Detta da un magistrato come Gratteri la frase induce a qualche riflessione. L’esposizione mediatica della toga in questi anni è stata grande e di grande impatto. Libri, centinaia di convegni, dibattiti, dichiarazioni, interviste hanno fatto del magistrato calabrese il giudice più noto e stimato del paese. Da Salvini ad Orlando, dai 5stelle a, ovviamente, Renzi tutti lo accreditano di un enorme prestigio e di grande competenza. Davvero, quindi, «Gomorra è il male dell’antimafia»? come titola il “Dubbio”? In realtà, come anche Claudio Fava ha riconosciuto in un articolo pubblicato sul Suo giornale, caro Direttore, i mali dell’antimafia sono tutti interni all’antimafia: carrierismi, soldi, truffe, elargizioni, posti, beni confiscati, faide intestine sono stati, sono e saranno ancora sotto gli occhi di tutti. Lo stesso Gratteri è intervenute con parole molto rigorose e severe sul punto.
Immaginare che “Gomorra” metta nei pasticci il fronte della lotta alla mafia più delle vicende siciliane e reggine dell’antimafia è un modo di mettere la polvere sotto lo zerbino. La “simpatia” televisiva verso i camorristi di carta pesta e celluloide non ha nulla a che vedere con il “consenso” verso le mafie che si nutre da ben altre fonti, prima tra tutte l’endemica domanda di illegalità che proviene da settori importanti della cd. società civile.
Pare curioso che il procuratore Gratteri possa incorrere in una svista del genere e, probabilmente, si vuol riferire a qualche settore marginale e marginalizzato della gioventù che vive (semianalfabeta) nelle periferie campane o della ruralità ionica.

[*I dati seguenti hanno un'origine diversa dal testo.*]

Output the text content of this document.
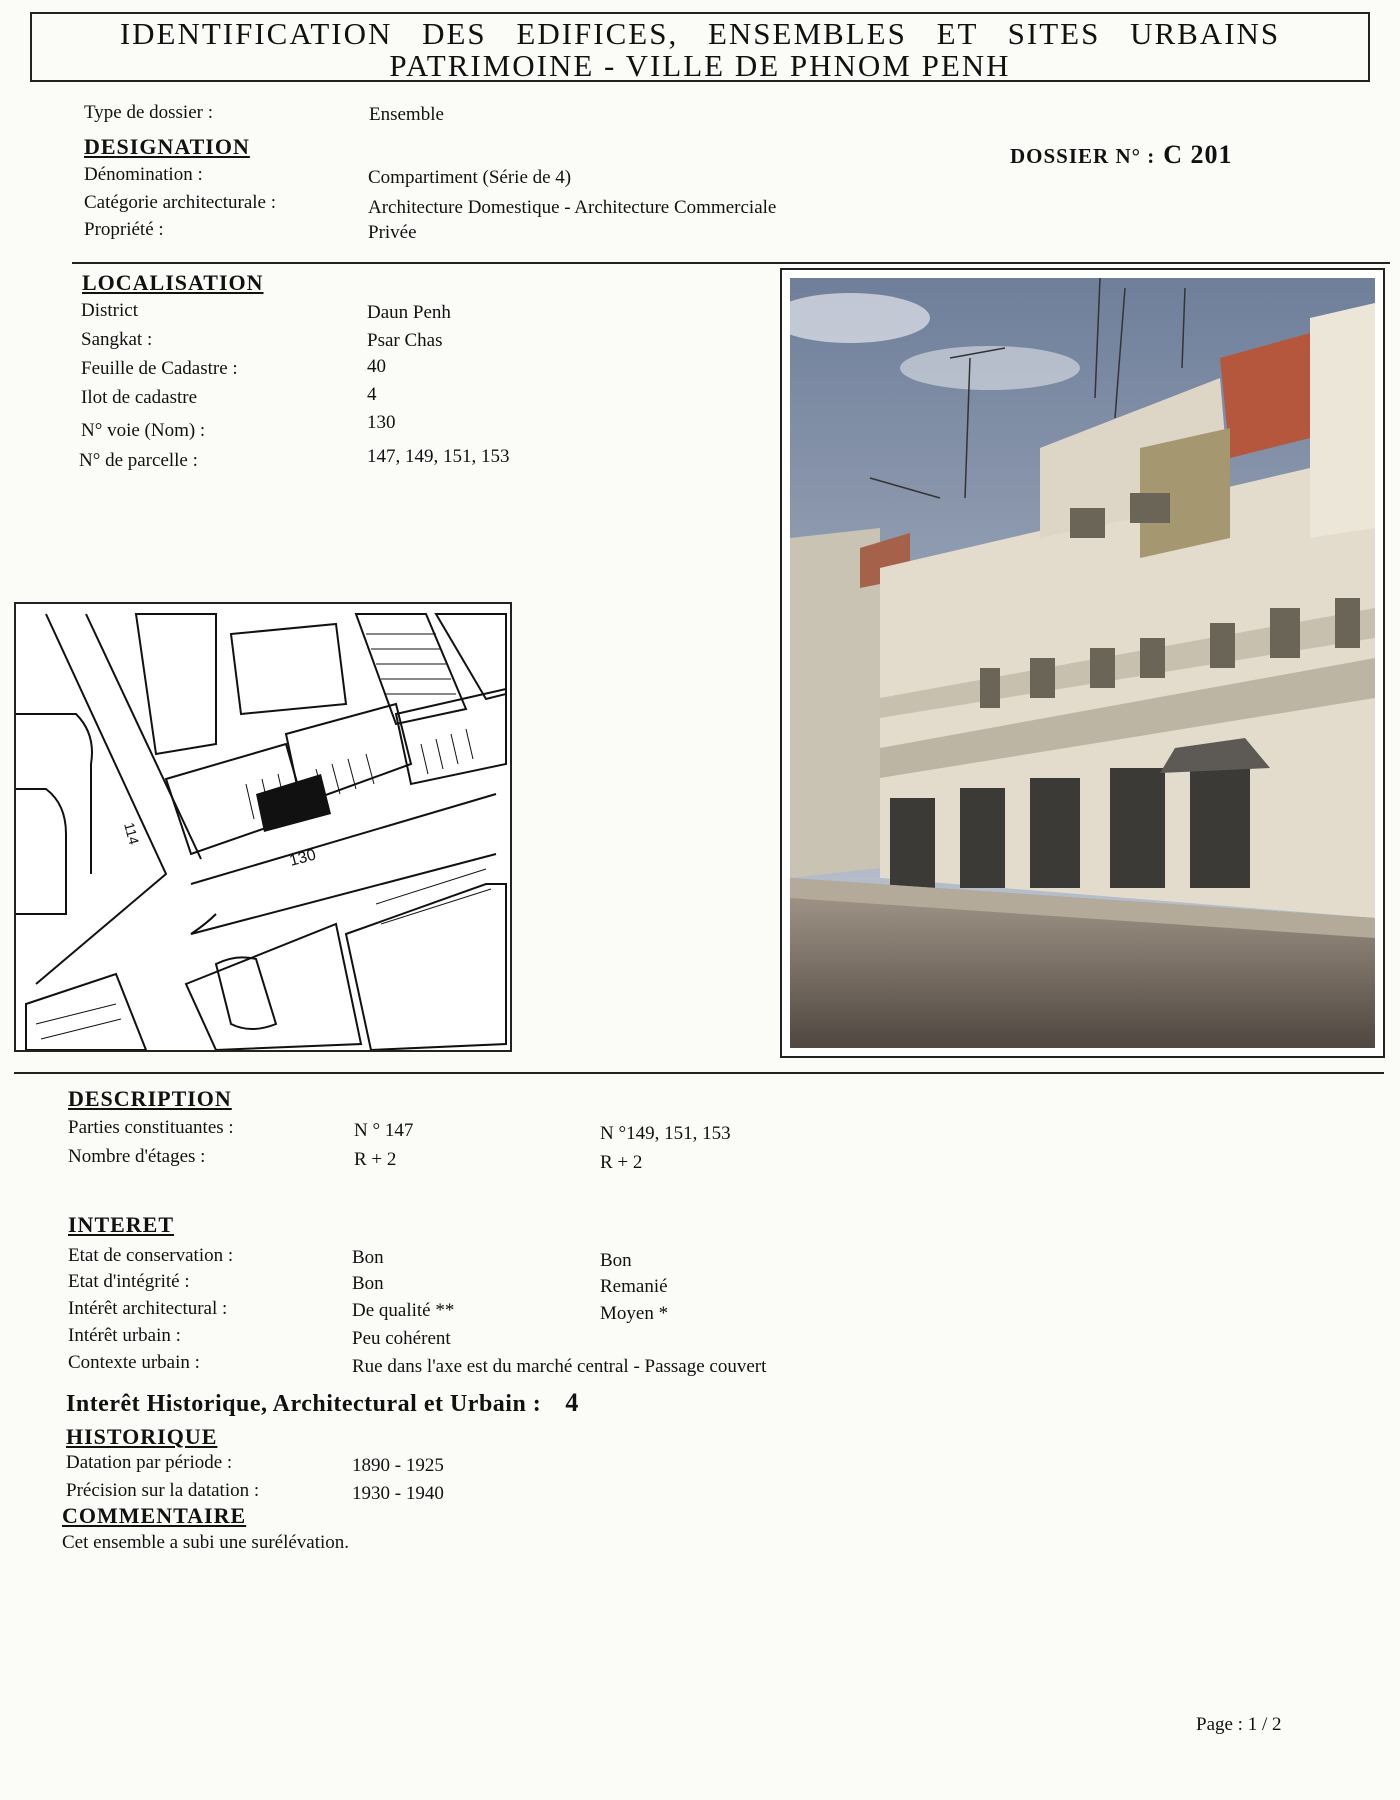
IDENTIFICATION DES EDIFICES, ENSEMBLES ET SITES URBAINS
PATRIMOINE - VILLE DE PHNOM PENH
Type de dossier :	Ensemble
DOSSIER N° : C 201
DESIGNATION
Dénomination :	Compartiment (Série de 4)
Catégorie architecturale :	Architecture Domestique - Architecture Commerciale
Propriété :	Privée
LOCALISATION
District	Daun Penh
Sangkat :	Psar Chas
Feuille de Cadastre :	40
Ilot de cadastre	4
N° voie (Nom) :	130
N° de parcelle :	147, 149, 151, 153
130
114
DESCRIPTION
Parties constituantes :	N ° 147	N °149, 151, 153
Nombre d'étages :	R + 2	R + 2
INTERET
Etat de conservation :	Bon	Bon
Etat d'intégrité :	Bon	Remanié
Intérêt architectural :	De qualité **	Moyen *
Intérêt urbain :	Peu cohérent
Contexte urbain :	Rue dans l'axe est du marché central - Passage couvert
Interêt Historique, Architectural et Urbain : 4
HISTORIQUE
Datation par période :	1890 - 1925
Précision sur la datation :	1930 - 1940
COMMENTAIRE
Cet ensemble a subi une surélévation.
Page : 1 / 2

Il “Padrino” ha rappresentato e continua ad essere uno dei più strepitosi successi mediatici e letterali degli ultimi 60 anni in Italia e nel mondo. I personaggi di Marlon Brando o di Al Pacino o Robert De Niro o di Andy Garcia hanno suscitato altrettante “simpatie” sino a divenire vere icone sociali e comportamentali. Ma a nessuno è venuto in mente di dire che abbiano ingrossato le fila di Cosa nostra. Salvatore Lupo ("Quando la mafia trovò l'America", Einaudi, 2008) ha dimostrato che, al più, "Il Padrino" ha influenzato l'atteggiamento ed il linguaggio dei mafiosi americani, ma certo non ha fatto proseliti. Un po' il male affascina, i personaggi negativi intrigano, ma è improbabile che il George Clooney di "Ocean's Eleven" abbia generato scassinatori e truffatori.